Eating Heaven by Jennie Shortridge
My rating: 3 of 5 stars
Maybe 3.5 stars. I liked it more as the book progressed. At the beginning, I couldn't relate to Eleanor very well. Even though we both struggle with food addiction and emotional eating, I thought she was over the top (but maybe not, maybe others could relate better).
As I learned more about her and her relationships, old and new, I started to like her more. I liked the way the author wrote about food and cooking, and I really liked the way she portrayed a woman caring for a dying loved one and grieving. Those emotions rang very true to me.
To sum up: it seems lighter and more frivolous at the beginning than it really turns out to be in the end. Worth sticking it out.
Hotel on the Corner of Bitter and Sweet by Jamie Ford
My rating: 4 of 5 stars
I listened to this audiobook and really enjoyed it. The characters are memorable and well-developed. It gives some good perspective on the Japanese internment camps in WWII and provided me with some food for thought – I had never thought about what it might be like for the Chinese Americans at that time. There are relationships with depth here, and I like that. There are also a couple of good twists, at least one of which I did not see coming at all.
"He wore his [I Am Chinese] pin like a merit badge of cruelty."
"Perfection is not what families are about."
Overall, beautiful. Good writing, good story, and perhaps the best title I know.
Ride the Wind by Lucia St. Clair Robson
My rating: 5 of 5 stars
This was a re-read for book club. It held up just as well the second time through.
I never would have picked up this book if it hadn't come highly recommended by my sister. I would have been turned off both by the cheesy cover and by the subject matter. I never thought I was interested in Native American stories, but I was oh so wrong.
There is a lot of brutality in Ride the Wind -- members of the Comanche tribe raid white settlers in Texas and commit unimaginably vile acts. Cynthia Ann Parker is kidnapped at the age of 9. Fortunately for her, she was young enough to be adopted by a Comanche couple. (Her older female relatives became slaves and victims of repeated rape and torture.) But there is also so much beauty, in the way the Comanche imbued every object, every act with meaning; in the way that nothing is wasted, nothing taken for granted; and in the wild freedom that they possessed.
I was utterly fascinated by the fact that 9-year-old Cynthia and her 7-year-old brother had both decided, only four months after being taken from their family, that they would resist rescue if it came. Four months!
As is always the case when I read historical fiction, I found myself wondering: which parts are fiction? which parts are accurate? So I wouldn't mind reading more about Naduah (Cynthia Ann) to try and sort out the details.
Towards the end of the book, we see more of the brutality on the white settlers side. It is heartbreaking to see how they introduced disease to the Native Americans, how they killed off so much of the buffalo, took away their land and utterly changed their whole way of life.

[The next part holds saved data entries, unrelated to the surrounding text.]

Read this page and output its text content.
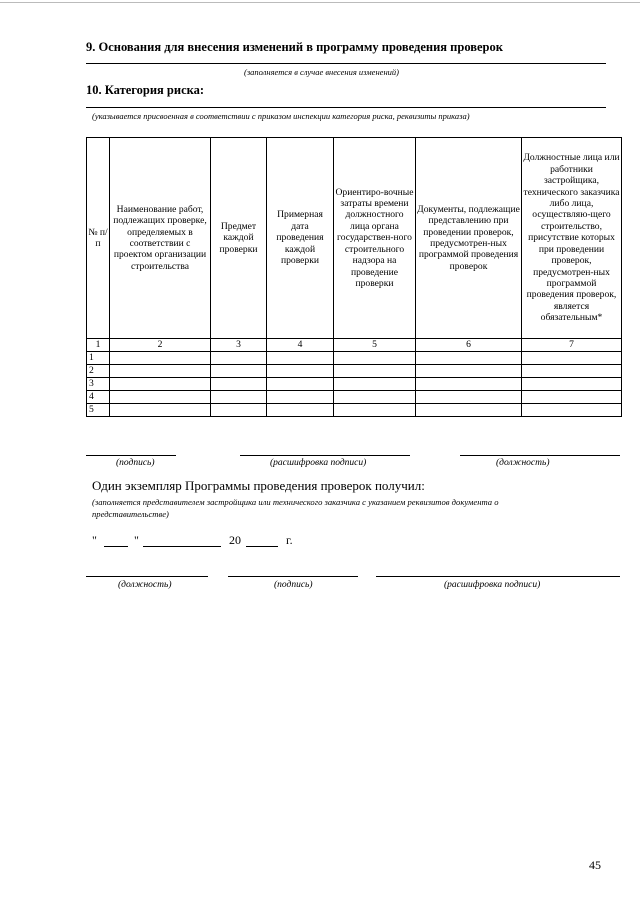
9. Основания для внесения изменений в программу проведения проверок
(заполняется в случае внесения изменений)
10. Категория риска:
(указывается присвоенная в соответствии с приказом инспекции категория риска, реквизиты приказа)
№ п/п	Наименование работ, подлежащих проверке, определяемых в соответствии с проектом организации строительства	Предмет каждой проверки	Примерная дата проведения каждой проверки	Ориентиро-вочные затраты времени должностного лица органа государствен-ного строительного надзора на проведение проверки	Документы, подлежащие представлению при проведении проверок, предусмотрен-ных программой проведения проверок	Должностные лица или работники застройщика, технического заказчика либо лица, осуществляю-щего строительство, присутствие которых при проведении проверок, предусмотрен-ных программой проведения проверок, является обязательным*
1	2	3	4	5	6	7
1						
2						
3						
4						
5						
(подпись)	(расшифровка подписи)	(должность)
Один экземпляр Программы проведения проверок получил:
(заполняется представителем застройщика или технического заказчика с указанием реквизитов документа о
представительстве)
"	"	20	г.
(должность)	(подпись)	(расшифровка подписи)
45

Table of Contents: From Breakfast with Anita Diamant to Dessert with James Patterson - a Generous Helping of Recipes, Writings and Insights from Today's Bestselling Authors by Gelman Judy
My rating: 3 of 5 stars
The publisher sent me a copy of this book. The introduction makes a claim that people who love books are foodies as well. I don't know if a general correlation exists, but it is certainly true of me (and food is definitely an integral part of our book club).
I think I may like the idea of this book better than its actual execution. It includes brief author interviews and recipes. Some of the authors are ones I was interested in knowing more about, and some of the recipes look like ones I might want to try. But the author interviews felt thin to me, and honestly, if I'm going to read a cookbook, I'd prefer it to just be a cookbook – and with some food photography, please.